It may come as a surprise to learn that in at least one Utah county it apparently is illegal to hire trombone players to play on the street to advertise an auction, or that Jell-O is the official state snack. Did you know that Utah often ranks as the second or third driest state in the U.S., or that some parts of the state experience about 300 sunny days a year? Oh, and in case you have been asleep for the past several years, you might be interested to know that Utah is heaven on earth for motorcyclists. (It is a fact—I checked.) So it’s no wonder that when Kris and I were asked to do this tour on a pair of 2019 KTM 790 Adventure R’s, I couldn’t say yes fast enough or loud enough. Of course, we will be leaving our trombones at home.
Just Up the Road
The small town of Bluff, UT, is tucked away in the southeastern corner of the state. It’s in the Four Corners region, the only place in the United States where four states meet—Colorado, New Mexico, Arizona, and Utah, specifically. While the area has long been home to Native Americans, in 1880 roughly 230 Mormon settlers arrived here in search of farmland. The picturesque town has since become a haven for those seeking an escape from larger cities. Many residents of the area are artists, writers, and others who enjoy a less conventional lifestyle. This is where Kris and I start our four-day journey traveling some of Utah’s better known (and a few lesser known) roads.
It’s late September, and while it was quite windy when we rolled into town last night, the winds have died down this morning. Preparing for departure from our overnight stay at the Kokopelli Inn, we are traveling with minimal gear; our only luxury is a pair of Sena headsets. With our communicators paired, we head off under sunny skies toward the ever-popular adventure seeker’s utopia known as Moab, UT.

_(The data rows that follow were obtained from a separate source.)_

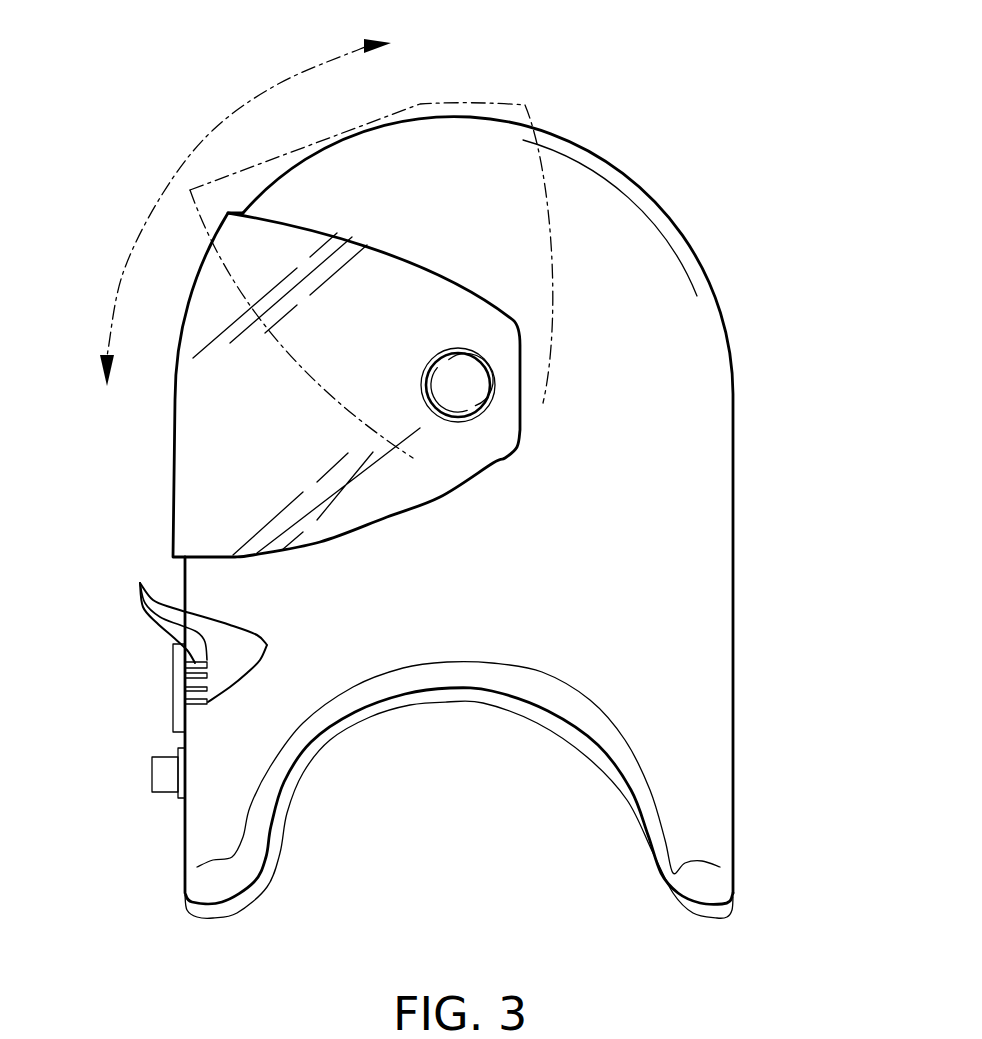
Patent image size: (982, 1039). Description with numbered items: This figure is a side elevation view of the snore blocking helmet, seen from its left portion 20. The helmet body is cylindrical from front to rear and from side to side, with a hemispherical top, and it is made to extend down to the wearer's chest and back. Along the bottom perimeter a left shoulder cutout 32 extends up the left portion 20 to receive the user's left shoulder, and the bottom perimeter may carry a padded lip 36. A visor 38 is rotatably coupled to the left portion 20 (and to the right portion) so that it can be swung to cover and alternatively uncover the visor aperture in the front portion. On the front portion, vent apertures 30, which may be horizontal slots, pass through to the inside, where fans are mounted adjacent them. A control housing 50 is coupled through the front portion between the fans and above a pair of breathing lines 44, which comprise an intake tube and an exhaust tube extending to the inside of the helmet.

The left portion 20 is at (613, 590).
The plurality of vent apertures 30 is at (140, 583).
The left shoulder cutout 32 is at (460, 685).
The padded lip 36 is at (673, 895).
The visor 38 is at (188, 338).
The pair of breathing lines 44 is at (158, 777).
The control housing 50 is at (173, 688).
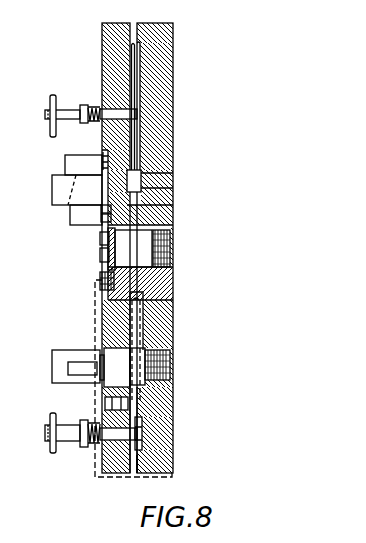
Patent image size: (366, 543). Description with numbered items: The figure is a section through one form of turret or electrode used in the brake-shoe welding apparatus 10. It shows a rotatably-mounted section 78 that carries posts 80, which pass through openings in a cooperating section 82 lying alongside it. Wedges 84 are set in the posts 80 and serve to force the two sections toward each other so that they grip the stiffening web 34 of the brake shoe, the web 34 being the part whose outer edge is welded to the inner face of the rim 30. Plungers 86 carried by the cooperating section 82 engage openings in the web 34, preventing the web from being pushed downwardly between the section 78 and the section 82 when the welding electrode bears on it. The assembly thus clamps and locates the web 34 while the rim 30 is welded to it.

The apparatus 10 is at (0, 530).
The rim 30 is at (106, 480).
The stiffening web 34 is at (137, 461).
The rotatably-mounted section 78 is at (152, 141).
The posts 80 is at (63, 189).
The cooperating section 82 is at (112, 50).
The wedges 84 is at (77, 167).
The plungers 86 is at (60, 114).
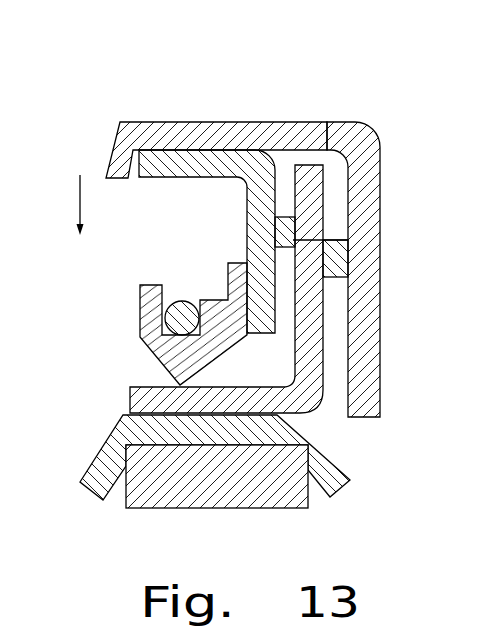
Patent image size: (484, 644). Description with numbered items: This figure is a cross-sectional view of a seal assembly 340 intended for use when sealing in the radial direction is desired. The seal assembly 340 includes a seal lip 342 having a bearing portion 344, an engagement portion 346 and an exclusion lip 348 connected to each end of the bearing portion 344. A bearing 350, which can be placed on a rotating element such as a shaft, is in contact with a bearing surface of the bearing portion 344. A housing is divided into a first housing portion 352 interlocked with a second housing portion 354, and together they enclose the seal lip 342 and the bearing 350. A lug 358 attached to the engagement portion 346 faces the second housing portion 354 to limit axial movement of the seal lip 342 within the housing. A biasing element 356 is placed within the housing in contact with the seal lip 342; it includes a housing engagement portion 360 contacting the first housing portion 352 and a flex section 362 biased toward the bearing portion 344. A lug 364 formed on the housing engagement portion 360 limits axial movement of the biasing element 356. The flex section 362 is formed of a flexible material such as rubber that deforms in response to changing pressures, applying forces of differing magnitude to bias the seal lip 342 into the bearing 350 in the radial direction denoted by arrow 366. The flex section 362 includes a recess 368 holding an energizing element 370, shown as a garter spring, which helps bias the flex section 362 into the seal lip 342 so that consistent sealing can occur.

The seal assembly 340 is at (352, 100).
The seal lip 342 is at (310, 405).
The bearing portion 344 is at (233, 484).
The engagement portion 346 is at (313, 313).
The exclusion lip 348 is at (97, 477).
The bearing 350 is at (267, 490).
The first housing portion 352 is at (170, 132).
The second housing portion 354 is at (365, 153).
The biasing element 356 is at (257, 184).
The lug 358 is at (340, 260).
The housing engagement portion 360 is at (214, 206).
The flex section 362 is at (227, 300).
The lug 364 is at (284, 219).
The arrow 366 is at (83, 192).
The recess 368 is at (151, 303).
The energizing element 370 is at (181, 318).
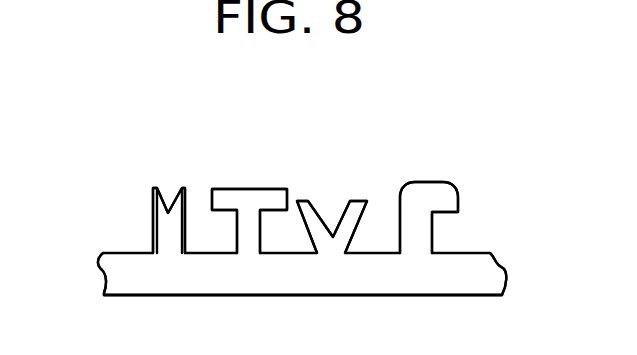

While the city is just under 100 miles due north, we will not be taking the direct route to “Adventureland.” In short order, we depart the highway in favor of the unpaved CR 146 (aka Montezuma Canyon Road). The hard-packed dirt and gravel surface is well groomed and absent of any traffic, allowing us to get better acquainted with our machines. The 43-mile stretch of road climbs gradually, with a few switchbacks along the way. While it is not technically challenging, we do have to make an extra effort to keep our eyes on the road, passing several caves, unique rock formations, and petroglyphs before we rejoin US 191 and pavement.
Farther north, we again leave the highway behind for La Sal Loop Road. The two-lane blacktop ascends into the Manti-La Sal National Forest, where at higher elevation the aspen trees don their fall attire. Kris suggests we stop to take in the view and some “road food.” On the intrepid travelers menu for today (as most days) is beef jerky, cheese, and a banana.